Select weirdness

Mon Apr 23 03:33:22 EDT 2007

In article <462c54cb$0$336$e4fe514c at news.xs4all.nl>,
 Irmen de Jong <irmen.NOSPAM at xs4all.nl> wrote:

> Ron Garret wrote:
> > I don't understand why socketserver calling select should matter.  (And 
> > BTW, there are no calls to select in SocketServer.py.  I'm using 
> > Python2.5.)
> 
> You don't *need* a select at all.

Yes I do, because what I'm really writing is a dispatching proxy that 
has to serve many simultaneous connections.

Here's the full story in case you're interested: We have an application 
that is currently fielded as a cgi.  We have a development server that 
needs to run multiple copies of the application at the same time.  This 
is so that developers can push changes into their private "sandboxes" 
for evaluation before going into the main development branch.  Each 
sandbox has its own source tree, its own database, and its own URL 
namespace.

There are a small number of URLs in the application that are performance 
bottlenecks (they are used to serve AJAX updates).  In order to 
alleviate that bottleneck without having to rewrite the whole 
application to run under mod_python or some such thing we've written a 
special dedicated server that handles only the AJAX requests.

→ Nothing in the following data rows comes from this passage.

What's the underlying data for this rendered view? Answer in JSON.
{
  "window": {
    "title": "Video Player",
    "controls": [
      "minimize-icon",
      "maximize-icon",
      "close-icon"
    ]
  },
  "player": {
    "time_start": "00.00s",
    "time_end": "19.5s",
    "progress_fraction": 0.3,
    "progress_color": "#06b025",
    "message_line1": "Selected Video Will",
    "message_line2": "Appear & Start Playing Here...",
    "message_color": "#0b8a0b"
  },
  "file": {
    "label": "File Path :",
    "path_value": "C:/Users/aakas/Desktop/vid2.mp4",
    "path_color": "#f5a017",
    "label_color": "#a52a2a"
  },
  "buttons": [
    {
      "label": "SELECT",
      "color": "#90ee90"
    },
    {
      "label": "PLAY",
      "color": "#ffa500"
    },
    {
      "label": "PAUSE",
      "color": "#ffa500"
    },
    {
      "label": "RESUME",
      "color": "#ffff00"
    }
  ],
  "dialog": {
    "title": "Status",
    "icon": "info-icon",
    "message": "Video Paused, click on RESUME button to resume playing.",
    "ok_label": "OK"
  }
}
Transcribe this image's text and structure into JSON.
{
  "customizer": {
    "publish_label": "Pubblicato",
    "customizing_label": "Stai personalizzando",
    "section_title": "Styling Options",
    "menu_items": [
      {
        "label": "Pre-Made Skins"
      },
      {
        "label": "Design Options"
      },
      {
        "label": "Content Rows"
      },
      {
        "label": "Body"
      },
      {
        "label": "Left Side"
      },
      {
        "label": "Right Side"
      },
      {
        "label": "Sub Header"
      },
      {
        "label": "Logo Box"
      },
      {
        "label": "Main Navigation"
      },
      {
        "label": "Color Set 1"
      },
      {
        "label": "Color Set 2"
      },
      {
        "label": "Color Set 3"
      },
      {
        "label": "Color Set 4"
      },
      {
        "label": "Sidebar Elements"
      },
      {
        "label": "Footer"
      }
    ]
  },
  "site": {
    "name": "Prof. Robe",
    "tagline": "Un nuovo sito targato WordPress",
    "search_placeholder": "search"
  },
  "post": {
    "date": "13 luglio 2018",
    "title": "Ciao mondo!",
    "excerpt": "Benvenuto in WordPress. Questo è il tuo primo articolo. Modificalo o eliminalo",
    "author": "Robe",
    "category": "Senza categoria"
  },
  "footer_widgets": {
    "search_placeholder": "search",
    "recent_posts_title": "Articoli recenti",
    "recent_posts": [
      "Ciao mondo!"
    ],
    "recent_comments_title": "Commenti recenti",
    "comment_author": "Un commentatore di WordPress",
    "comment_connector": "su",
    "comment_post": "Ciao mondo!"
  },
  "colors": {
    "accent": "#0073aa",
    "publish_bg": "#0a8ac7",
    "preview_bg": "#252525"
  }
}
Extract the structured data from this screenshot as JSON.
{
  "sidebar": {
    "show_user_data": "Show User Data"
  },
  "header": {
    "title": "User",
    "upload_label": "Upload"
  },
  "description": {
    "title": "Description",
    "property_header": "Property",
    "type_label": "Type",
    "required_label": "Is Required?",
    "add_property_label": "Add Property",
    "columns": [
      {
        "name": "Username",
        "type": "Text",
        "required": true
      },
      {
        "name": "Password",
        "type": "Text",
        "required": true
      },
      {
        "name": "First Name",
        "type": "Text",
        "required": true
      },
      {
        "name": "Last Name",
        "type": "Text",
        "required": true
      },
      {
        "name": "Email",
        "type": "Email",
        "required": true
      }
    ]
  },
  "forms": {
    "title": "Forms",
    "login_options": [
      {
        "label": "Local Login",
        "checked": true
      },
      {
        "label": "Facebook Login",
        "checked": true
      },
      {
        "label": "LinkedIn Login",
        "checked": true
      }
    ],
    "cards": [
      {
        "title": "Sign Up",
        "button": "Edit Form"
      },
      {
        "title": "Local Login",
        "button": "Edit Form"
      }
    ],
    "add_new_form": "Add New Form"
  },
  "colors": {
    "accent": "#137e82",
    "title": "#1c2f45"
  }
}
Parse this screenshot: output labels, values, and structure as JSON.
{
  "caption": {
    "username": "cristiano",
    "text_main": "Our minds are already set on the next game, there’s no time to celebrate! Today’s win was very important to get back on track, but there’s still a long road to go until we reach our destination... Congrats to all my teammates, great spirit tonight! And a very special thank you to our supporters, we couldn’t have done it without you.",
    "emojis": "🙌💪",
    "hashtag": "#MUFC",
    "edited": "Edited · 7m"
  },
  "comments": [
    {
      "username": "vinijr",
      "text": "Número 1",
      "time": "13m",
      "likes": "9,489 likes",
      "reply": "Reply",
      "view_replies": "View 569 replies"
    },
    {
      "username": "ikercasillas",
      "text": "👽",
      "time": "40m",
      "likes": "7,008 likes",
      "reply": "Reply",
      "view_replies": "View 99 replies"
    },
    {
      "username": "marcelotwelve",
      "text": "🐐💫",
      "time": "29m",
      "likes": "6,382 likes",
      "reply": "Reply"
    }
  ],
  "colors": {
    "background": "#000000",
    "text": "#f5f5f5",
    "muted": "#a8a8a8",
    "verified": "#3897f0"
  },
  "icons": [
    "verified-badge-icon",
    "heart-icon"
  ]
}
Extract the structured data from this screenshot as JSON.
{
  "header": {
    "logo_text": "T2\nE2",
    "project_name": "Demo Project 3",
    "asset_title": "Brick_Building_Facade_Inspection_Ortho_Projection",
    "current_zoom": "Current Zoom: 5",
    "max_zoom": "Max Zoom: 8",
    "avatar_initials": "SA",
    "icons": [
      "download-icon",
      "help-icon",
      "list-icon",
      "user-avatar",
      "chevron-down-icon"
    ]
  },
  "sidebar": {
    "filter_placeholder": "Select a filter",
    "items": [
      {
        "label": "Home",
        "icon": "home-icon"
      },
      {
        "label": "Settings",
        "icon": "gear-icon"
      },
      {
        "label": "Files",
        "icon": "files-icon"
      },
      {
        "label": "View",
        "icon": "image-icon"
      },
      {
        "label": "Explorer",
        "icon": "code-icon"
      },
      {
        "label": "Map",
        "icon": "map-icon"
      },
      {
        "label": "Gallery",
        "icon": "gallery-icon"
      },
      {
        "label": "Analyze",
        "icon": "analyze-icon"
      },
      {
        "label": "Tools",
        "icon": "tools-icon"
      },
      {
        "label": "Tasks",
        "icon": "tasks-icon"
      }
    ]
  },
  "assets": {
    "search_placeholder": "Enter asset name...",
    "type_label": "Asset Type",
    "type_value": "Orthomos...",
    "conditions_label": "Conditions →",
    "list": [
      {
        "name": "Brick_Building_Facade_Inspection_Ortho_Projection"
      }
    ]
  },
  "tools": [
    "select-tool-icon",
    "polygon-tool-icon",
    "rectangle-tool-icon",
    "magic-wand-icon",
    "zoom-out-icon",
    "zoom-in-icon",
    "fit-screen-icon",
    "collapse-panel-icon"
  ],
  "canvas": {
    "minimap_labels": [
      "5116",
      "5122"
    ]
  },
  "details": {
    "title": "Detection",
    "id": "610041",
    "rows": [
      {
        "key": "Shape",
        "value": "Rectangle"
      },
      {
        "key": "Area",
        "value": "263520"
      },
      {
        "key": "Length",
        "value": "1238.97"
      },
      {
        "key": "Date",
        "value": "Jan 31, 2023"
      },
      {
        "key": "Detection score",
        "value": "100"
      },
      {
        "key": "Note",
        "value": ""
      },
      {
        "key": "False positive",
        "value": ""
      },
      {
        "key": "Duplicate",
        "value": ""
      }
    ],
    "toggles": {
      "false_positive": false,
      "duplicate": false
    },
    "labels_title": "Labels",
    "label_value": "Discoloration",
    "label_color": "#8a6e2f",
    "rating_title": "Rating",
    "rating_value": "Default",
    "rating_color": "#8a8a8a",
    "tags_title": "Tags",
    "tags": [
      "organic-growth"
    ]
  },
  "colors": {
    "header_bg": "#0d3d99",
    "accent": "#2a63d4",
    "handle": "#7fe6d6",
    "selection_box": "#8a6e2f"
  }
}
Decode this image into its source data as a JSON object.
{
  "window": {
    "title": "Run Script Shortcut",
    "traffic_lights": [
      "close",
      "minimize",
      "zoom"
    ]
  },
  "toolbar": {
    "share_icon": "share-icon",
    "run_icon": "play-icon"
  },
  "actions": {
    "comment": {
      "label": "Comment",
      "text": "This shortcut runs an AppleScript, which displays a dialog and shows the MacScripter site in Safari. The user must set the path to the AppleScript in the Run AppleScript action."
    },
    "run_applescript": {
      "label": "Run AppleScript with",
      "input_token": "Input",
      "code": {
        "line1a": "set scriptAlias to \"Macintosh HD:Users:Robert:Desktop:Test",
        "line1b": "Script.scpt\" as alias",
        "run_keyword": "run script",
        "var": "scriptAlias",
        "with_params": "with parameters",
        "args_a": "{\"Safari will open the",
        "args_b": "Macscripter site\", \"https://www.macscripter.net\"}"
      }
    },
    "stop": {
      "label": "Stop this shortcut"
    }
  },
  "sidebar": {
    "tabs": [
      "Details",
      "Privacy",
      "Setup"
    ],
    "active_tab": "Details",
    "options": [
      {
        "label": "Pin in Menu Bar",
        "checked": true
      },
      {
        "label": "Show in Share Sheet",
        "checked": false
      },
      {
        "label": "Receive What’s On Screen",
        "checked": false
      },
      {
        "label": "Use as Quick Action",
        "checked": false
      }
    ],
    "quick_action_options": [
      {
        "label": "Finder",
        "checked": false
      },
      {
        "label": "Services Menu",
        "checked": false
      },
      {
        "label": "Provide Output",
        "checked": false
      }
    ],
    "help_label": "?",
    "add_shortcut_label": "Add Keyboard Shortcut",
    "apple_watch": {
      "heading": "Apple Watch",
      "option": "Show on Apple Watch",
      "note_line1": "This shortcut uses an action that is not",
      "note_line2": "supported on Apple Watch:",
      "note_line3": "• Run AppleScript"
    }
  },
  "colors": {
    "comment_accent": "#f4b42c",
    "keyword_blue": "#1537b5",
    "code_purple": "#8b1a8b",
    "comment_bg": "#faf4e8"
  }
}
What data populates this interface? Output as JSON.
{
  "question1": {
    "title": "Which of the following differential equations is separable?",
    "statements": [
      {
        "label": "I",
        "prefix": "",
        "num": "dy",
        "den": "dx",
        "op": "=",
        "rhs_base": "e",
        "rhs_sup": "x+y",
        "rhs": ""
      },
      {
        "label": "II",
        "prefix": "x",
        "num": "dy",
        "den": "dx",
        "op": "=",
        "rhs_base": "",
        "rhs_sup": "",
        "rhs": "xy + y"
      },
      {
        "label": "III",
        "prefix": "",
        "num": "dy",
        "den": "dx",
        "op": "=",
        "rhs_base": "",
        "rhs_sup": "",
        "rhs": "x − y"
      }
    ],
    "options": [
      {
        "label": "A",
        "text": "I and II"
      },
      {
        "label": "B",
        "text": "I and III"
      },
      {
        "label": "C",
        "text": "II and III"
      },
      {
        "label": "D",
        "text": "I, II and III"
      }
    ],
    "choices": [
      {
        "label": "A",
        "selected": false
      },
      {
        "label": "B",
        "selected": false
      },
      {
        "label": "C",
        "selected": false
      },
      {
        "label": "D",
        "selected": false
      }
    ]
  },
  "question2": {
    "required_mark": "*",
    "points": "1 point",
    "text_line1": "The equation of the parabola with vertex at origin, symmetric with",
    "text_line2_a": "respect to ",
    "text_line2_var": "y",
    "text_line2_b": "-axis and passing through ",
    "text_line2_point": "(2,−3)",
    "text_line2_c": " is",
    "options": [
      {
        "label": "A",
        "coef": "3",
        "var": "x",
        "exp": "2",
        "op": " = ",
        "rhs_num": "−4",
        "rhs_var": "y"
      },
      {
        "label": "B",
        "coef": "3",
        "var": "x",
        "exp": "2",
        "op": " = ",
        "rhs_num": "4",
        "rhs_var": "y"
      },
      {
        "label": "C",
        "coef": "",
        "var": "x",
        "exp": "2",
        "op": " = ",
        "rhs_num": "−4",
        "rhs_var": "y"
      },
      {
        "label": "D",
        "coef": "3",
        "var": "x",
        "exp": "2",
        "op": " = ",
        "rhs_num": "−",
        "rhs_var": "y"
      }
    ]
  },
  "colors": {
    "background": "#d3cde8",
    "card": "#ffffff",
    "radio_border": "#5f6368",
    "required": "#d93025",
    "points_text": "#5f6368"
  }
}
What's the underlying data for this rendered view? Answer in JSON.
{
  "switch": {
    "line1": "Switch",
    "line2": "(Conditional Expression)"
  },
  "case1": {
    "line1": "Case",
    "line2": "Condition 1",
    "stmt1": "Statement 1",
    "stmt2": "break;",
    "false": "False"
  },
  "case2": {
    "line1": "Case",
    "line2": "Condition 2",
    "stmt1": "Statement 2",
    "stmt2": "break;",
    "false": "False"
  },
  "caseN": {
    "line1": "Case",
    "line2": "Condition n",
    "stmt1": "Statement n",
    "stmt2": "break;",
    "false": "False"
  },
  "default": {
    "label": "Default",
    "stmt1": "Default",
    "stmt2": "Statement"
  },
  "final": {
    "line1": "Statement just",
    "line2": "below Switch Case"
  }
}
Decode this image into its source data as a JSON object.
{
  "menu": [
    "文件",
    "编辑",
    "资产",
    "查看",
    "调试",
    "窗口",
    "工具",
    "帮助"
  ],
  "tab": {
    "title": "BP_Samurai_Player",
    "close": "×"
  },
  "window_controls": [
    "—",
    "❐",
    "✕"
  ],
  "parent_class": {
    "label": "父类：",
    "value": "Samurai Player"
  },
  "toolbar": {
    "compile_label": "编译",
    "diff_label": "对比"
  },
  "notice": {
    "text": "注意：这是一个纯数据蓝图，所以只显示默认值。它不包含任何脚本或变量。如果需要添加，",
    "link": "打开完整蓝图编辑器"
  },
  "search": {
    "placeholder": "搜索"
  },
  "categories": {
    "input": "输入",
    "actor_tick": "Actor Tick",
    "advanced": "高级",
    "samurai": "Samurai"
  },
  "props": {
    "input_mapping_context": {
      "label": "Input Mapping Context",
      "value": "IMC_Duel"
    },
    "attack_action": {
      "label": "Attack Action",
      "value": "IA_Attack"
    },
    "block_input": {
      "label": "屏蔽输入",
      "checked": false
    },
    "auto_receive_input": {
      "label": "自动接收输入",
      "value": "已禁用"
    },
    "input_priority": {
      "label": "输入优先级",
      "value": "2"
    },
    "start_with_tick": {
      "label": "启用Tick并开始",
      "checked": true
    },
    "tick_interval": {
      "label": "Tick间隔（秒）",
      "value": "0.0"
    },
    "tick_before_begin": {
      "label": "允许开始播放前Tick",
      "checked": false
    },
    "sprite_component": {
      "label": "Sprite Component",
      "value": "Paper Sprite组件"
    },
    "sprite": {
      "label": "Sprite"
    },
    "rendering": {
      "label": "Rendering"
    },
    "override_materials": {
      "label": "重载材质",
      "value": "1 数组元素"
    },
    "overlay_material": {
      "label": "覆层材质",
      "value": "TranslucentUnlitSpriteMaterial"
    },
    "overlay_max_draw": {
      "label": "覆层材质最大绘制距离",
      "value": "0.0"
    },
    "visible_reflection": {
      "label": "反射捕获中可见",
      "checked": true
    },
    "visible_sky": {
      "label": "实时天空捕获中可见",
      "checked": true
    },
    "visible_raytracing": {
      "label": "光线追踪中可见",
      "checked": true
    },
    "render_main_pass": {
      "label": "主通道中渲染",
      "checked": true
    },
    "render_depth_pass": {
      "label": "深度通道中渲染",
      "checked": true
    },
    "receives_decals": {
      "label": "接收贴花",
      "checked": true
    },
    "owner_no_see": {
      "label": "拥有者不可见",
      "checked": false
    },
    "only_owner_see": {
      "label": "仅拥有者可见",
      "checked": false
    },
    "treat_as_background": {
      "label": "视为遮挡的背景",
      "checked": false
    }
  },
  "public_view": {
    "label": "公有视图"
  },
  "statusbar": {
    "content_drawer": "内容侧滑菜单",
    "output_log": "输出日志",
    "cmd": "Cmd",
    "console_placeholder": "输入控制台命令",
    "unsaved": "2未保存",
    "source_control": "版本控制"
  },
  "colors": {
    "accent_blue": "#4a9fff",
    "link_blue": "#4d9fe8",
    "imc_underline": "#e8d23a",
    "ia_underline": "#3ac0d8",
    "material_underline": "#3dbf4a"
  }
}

The tricky part is that each developer needs to have their own copy of 
this server running because each developer can have different code that 
needs to run to serve those requests.  Assigning each developer a 
dedicated IP port would be a configuration nightmare, so these servers 
serve run on unix sockets rather than TCP sockets.

I have not been able to find a proxy server that can proxy to unix 
sockets, so I need to write my own.  Conceptually its a very simple 
thing: read the first line of an HTTP request, parse it with a regexp to 
extract the sandbox name, connect to the appropriate unix server socket, 
and then bidirectionally pipe bytes back and forth.  But it has to do 
this for multiple connections simultaneously, which is why I need select.

> >> Anyway, try the following instead:
> >>
> > 
> > That won't work for POST requests.
> >
> 
> Why not?

Because POST requests can be very complicated.

> Just add some more code to deal with the POST request body.

I was really hoping to avoid having to write a fully HTTP-aware proxy.

> There should be a content-length header to tell you how many
> bytes to read after the header section has finished.

Not if the content-transfer-encoding is chunked.  Or if there are 
multiple file attachments.

Also, even GET requests can become very complicated (from a protocol 
point of view) in HTTP 1.1.

rg